Weary's rapid rise, from inexperienced 4th Grade Melbourne University Rugby Club player to Wallaby backrower within the space of twelve months, takes pride of place in Australian Rugby history.
Following his selection he was asked by a reporter why, as a Victorian, he had chosen to pursue Rugby as his preferred football code. "The whole team gets into action at one time, and moves like one man in great dashes down the field, striving to defeat the opposing side and put the ball over the line," he replied. "(And) tackling is more thrilling than anything in the Australian game."

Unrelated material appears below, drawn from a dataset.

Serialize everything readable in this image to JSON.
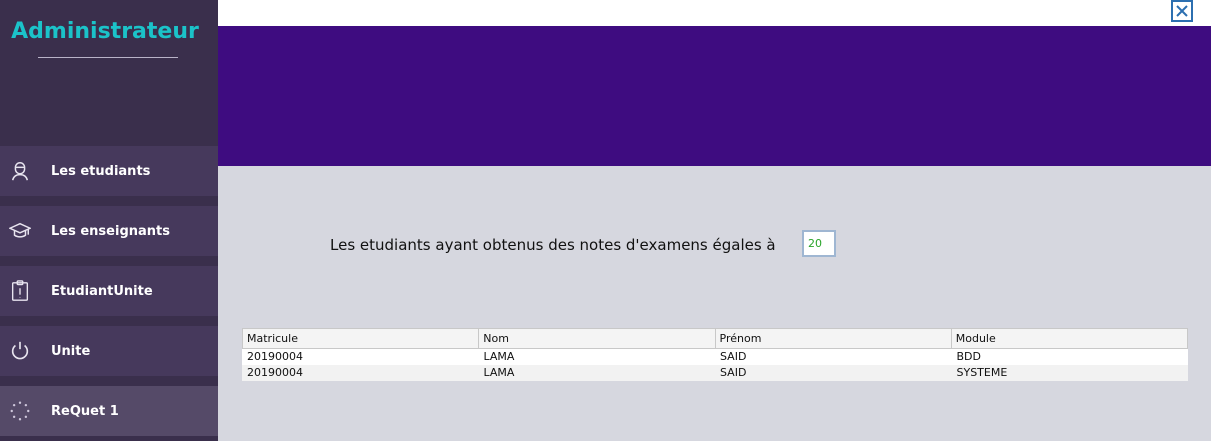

Wallaby number 280, Dunlop played twice for the Wallabies and remains the only Victorian to be immortalised in the Australian Rugby Hall of Fame, an honour he received in 2008.
Outside of Rugby, Dunlop was an Army surgeon who was renowned for his leadership while being held prisoner by the Japanese during World War Two. After 1945, Dunlop forgave his captors and devoted himself to the health and welfare of former prisoners-of-war and their families, and worked to promote better relations between Australia and Asia.
He was active in many spheres of endeavour. He became closely involved with a wide range of health and educational organisations, and served on the board of Cancer Council Victoria. His tireless community work had a profound influence on Australians and on the people of Asia, and he received many honours both within Australia and from abroad.
Dunlop's State funeral in 1993 saw 10,000 people turn out to pay their respects. The nickname "Weary" was a reference to his last name - "tired", like a Dunlop tyre.